His remarks reflected on the theme of the assembly, “God, Renew Us in Your Spirit, and Restore the Creation.”
He opened his keynote address by reflecting that we are living in difficult times. “The world is in crisis,” he said. “Today, the existential threat is global and threatens the integrity of life on earth as we know it.”
The world is facing multiple shocks, he added. “Yet, the political establishments are marked by an inability or unwillingness to address these multidimensional and complex challenges,” he said. “Only a holistic and transformative response to these crises, which will even overwhelm the political and societal impediments, can give us respite from these existential challenges.”
Pillay reflected on how churches and ecumenical movements are called to respond to these global challenges, especially the climate crisis. “The current ecological crisis is a major challenge for humanity,” he said. “As God loves and cares for all creation, so must we express and exercise creation care.”

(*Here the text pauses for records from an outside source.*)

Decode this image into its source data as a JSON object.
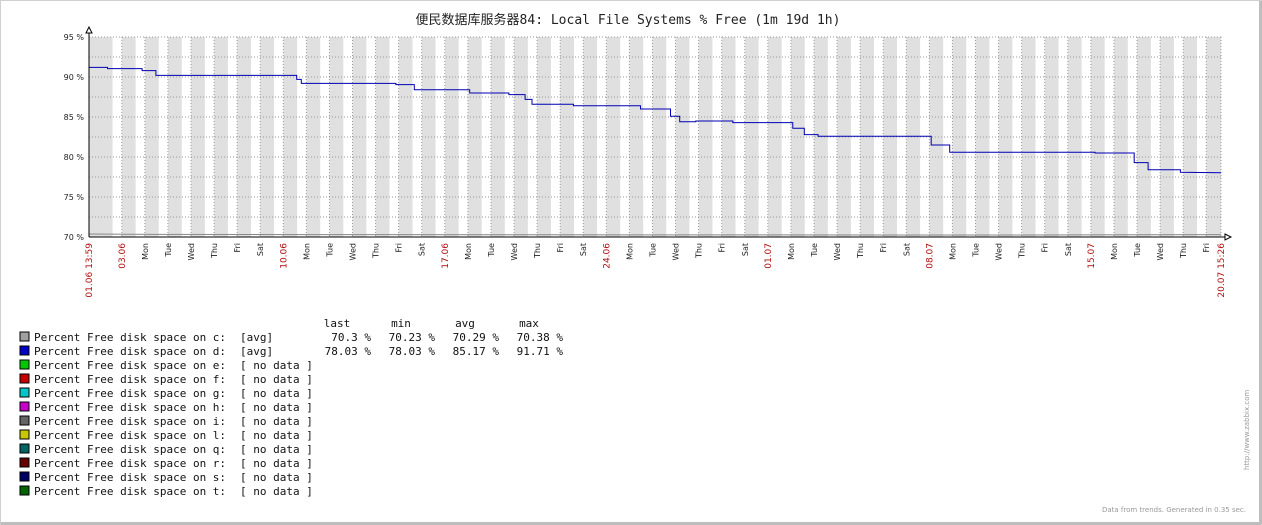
{
  "chart_data": {
    "type": "line",
    "title": "便民数据库服务器84: Local File Systems % Free (1m 19d 1h)",
    "ylim": [
      70,
      95
    ],
    "yticks": [
      "70 %",
      "75 %",
      "80 %",
      "85 %",
      "90 %",
      "95 %"
    ],
    "x_range": {
      "start": "01.06 13:59",
      "end": "20.07 15:26"
    },
    "x_ticks": [
      {
        "label": "01.06 13:59",
        "day": 0.0,
        "red": true
      },
      {
        "label": "03.06",
        "day": 1.42,
        "red": true
      },
      {
        "label": "Mon",
        "day": 2.42
      },
      {
        "label": "Tue",
        "day": 3.42
      },
      {
        "label": "Wed",
        "day": 4.42
      },
      {
        "label": "Thu",
        "day": 5.42
      },
      {
        "label": "Fri",
        "day": 6.42
      },
      {
        "label": "Sat",
        "day": 7.42
      },
      {
        "label": "10.06",
        "day": 8.42,
        "red": true
      },
      {
        "label": "Mon",
        "day": 9.42
      },
      {
        "label": "Tue",
        "day": 10.42
      },
      {
        "label": "Wed",
        "day": 11.42
      },
      {
        "label": "Thu",
        "day": 12.42
      },
      {
        "label": "Fri",
        "day": 13.42
      },
      {
        "label": "Sat",
        "day": 14.42
      },
      {
        "label": "17.06",
        "day": 15.42,
        "red": true
      },
      {
        "label": "Mon",
        "day": 16.42
      },
      {
        "label": "Tue",
        "day": 17.42
      },
      {
        "label": "Wed",
        "day": 18.42
      },
      {
        "label": "Thu",
        "day": 19.42
      },
      {
        "label": "Fri",
        "day": 20.42
      },
      {
        "label": "Sat",
        "day": 21.42
      },
      {
        "label": "24.06",
        "day": 22.42,
        "red": true
      },
      {
        "label": "Mon",
        "day": 23.42
      },
      {
        "label": "Tue",
        "day": 24.42
      },
      {
        "label": "Wed",
        "day": 25.42
      },
      {
        "label": "Thu",
        "day": 26.42
      },
      {
        "label": "Fri",
        "day": 27.42
      },
      {
        "label": "Sat",
        "day": 28.42
      },
      {
        "label": "01.07",
        "day": 29.42,
        "red": true
      },
      {
        "label": "Mon",
        "day": 30.42
      },
      {
        "label": "Tue",
        "day": 31.42
      },
      {
        "label": "Wed",
        "day": 32.42
      },
      {
        "label": "Thu",
        "day": 33.42
      },
      {
        "label": "Fri",
        "day": 34.42
      },
      {
        "label": "Sat",
        "day": 35.42
      },
      {
        "label": "08.07",
        "day": 36.42,
        "red": true
      },
      {
        "label": "Mon",
        "day": 37.42
      },
      {
        "label": "Tue",
        "day": 38.42
      },
      {
        "label": "Wed",
        "day": 39.42
      },
      {
        "label": "Thu",
        "day": 40.42
      },
      {
        "label": "Fri",
        "day": 41.42
      },
      {
        "label": "Sat",
        "day": 42.42
      },
      {
        "label": "15.07",
        "day": 43.42,
        "red": true
      },
      {
        "label": "Mon",
        "day": 44.42
      },
      {
        "label": "Tue",
        "day": 45.42
      },
      {
        "label": "Wed",
        "day": 46.42
      },
      {
        "label": "Thu",
        "day": 47.42
      },
      {
        "label": "Fri",
        "day": 48.42
      },
      {
        "label": "20.07 15:26",
        "day": 49.06,
        "red": true
      }
    ],
    "series": [
      {
        "name": "Percent Free disk space on c:",
        "color": "#888888",
        "points": [
          [
            0,
            70.38
          ],
          [
            2.8,
            70.33
          ],
          [
            9.5,
            70.3
          ],
          [
            20,
            70.28
          ],
          [
            30,
            70.26
          ],
          [
            40,
            70.25
          ],
          [
            49.06,
            70.3
          ]
        ]
      },
      {
        "name": "Percent Free disk space on d:",
        "color": "#0000b4",
        "points": [
          [
            0,
            91.2
          ],
          [
            0.8,
            91.2
          ],
          [
            0.8,
            91.05
          ],
          [
            2.3,
            91.05
          ],
          [
            2.3,
            90.8
          ],
          [
            2.9,
            90.8
          ],
          [
            2.9,
            90.2
          ],
          [
            9.0,
            90.2
          ],
          [
            9.0,
            89.7
          ],
          [
            9.2,
            89.7
          ],
          [
            9.2,
            89.2
          ],
          [
            13.3,
            89.2
          ],
          [
            13.3,
            89.05
          ],
          [
            14.1,
            89.05
          ],
          [
            14.1,
            88.4
          ],
          [
            16.5,
            88.4
          ],
          [
            16.5,
            88.0
          ],
          [
            18.2,
            88.0
          ],
          [
            18.2,
            87.8
          ],
          [
            18.9,
            87.8
          ],
          [
            18.9,
            87.2
          ],
          [
            19.2,
            87.2
          ],
          [
            19.2,
            86.6
          ],
          [
            21.0,
            86.6
          ],
          [
            21.0,
            86.4
          ],
          [
            23.9,
            86.4
          ],
          [
            23.9,
            86.0
          ],
          [
            25.2,
            86.0
          ],
          [
            25.2,
            85.1
          ],
          [
            25.6,
            85.1
          ],
          [
            25.6,
            84.4
          ],
          [
            26.3,
            84.4
          ],
          [
            26.3,
            84.5
          ],
          [
            27.9,
            84.5
          ],
          [
            27.9,
            84.3
          ],
          [
            30.5,
            84.3
          ],
          [
            30.5,
            83.6
          ],
          [
            31.0,
            83.6
          ],
          [
            31.0,
            82.8
          ],
          [
            31.6,
            82.8
          ],
          [
            31.6,
            82.6
          ],
          [
            36.5,
            82.6
          ],
          [
            36.5,
            81.5
          ],
          [
            37.3,
            81.5
          ],
          [
            37.3,
            80.6
          ],
          [
            43.6,
            80.6
          ],
          [
            43.6,
            80.5
          ],
          [
            45.3,
            80.5
          ],
          [
            45.3,
            79.3
          ],
          [
            45.9,
            79.3
          ],
          [
            45.9,
            78.4
          ],
          [
            47.3,
            78.4
          ],
          [
            47.3,
            78.1
          ],
          [
            49.06,
            78.03
          ]
        ]
      }
    ]
  },
  "legend": {
    "headers": {
      "last": "last",
      "min": "min",
      "avg": "avg",
      "max": "max"
    },
    "items": [
      {
        "label": "Percent Free disk space on c:",
        "func": "[avg]",
        "last": "70.3 %",
        "min": "70.23 %",
        "avg": "70.29 %",
        "max": "70.38 %",
        "color": "#a0a0a0"
      },
      {
        "label": "Percent Free disk space on d:",
        "func": "[avg]",
        "last": "78.03 %",
        "min": "78.03 %",
        "avg": "85.17 %",
        "max": "91.71 %",
        "color": "#0000c8"
      },
      {
        "label": "Percent Free disk space on e:",
        "func": "[ no data ]",
        "color": "#00c800"
      },
      {
        "label": "Percent Free disk space on f:",
        "func": "[ no data ]",
        "color": "#c80000"
      },
      {
        "label": "Percent Free disk space on g:",
        "func": "[ no data ]",
        "color": "#00c8c8"
      },
      {
        "label": "Percent Free disk space on h:",
        "func": "[ no data ]",
        "color": "#c800c8"
      },
      {
        "label": "Percent Free disk space on i:",
        "func": "[ no data ]",
        "color": "#646464"
      },
      {
        "label": "Percent Free disk space on l:",
        "func": "[ no data ]",
        "color": "#c8c800"
      },
      {
        "label": "Percent Free disk space on q:",
        "func": "[ no data ]",
        "color": "#006464"
      },
      {
        "label": "Percent Free disk space on r:",
        "func": "[ no data ]",
        "color": "#640000"
      },
      {
        "label": "Percent Free disk space on s:",
        "func": "[ no data ]",
        "color": "#000064"
      },
      {
        "label": "Percent Free disk space on t:",
        "func": "[ no data ]",
        "color": "#006400"
      }
    ]
  },
  "footer": {
    "generated": "Data from trends. Generated in 0.35 sec.",
    "watermark": "http://www.zabbix.com"
  }
}
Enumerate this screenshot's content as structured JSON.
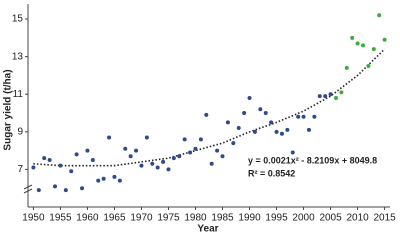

To be created in the image of God provides a great honour—and a great responsibility, Pillay continued. “However, ideals of stewardship and dominion have often led to practices of dominion and devastation,” he said. “Human beings have often regarded themselves as masters of the world, taming and domesticating it, doing as they please with its resources.”
The image of God also entails social and ecological responsibilities, added Pillay. “While dominion has been interpreted as a divine grant to prey on the rest of nature without restraints, we regard dominion to mean the entire stewardship of nature,” he said. “The appearance of creation is a glad act of embrace.”
Humans are the stewards of everything God has conferred on us, reflected Pillay. “To be in the image of God is a vocation or calling, based on the biological fact that humans alone have evolved the peculiar capacity to represent, in modest caring ways, God's care for creation,” he said. “We are called to be faithful stewards, but only so long as stewardship is understood as just and benevolent service on behalf of the interests of both human and non-human kind.”
God created not only the visible but also the invisible, continued Pillay. “God is the sole source and providential benefactor of all being,” he said. “While the kingdom is here and present in the world yet it is still to come.”
Faith is not a kind of make-believe utopianism, said Pillay. “Faith is protest against apparent inevitabilities and the restoration of creation,” he said. “From what we have been saying thus far, it is apparent that humans have a role to play in the restoration of creation.”
In addition to attending the Christian Conference of Asia assembly in India, Pillay, during a visit from 26 September to 3 October, will also visit WCC member churches, seminaries, and the Asian Ecumenical Youth Assembly.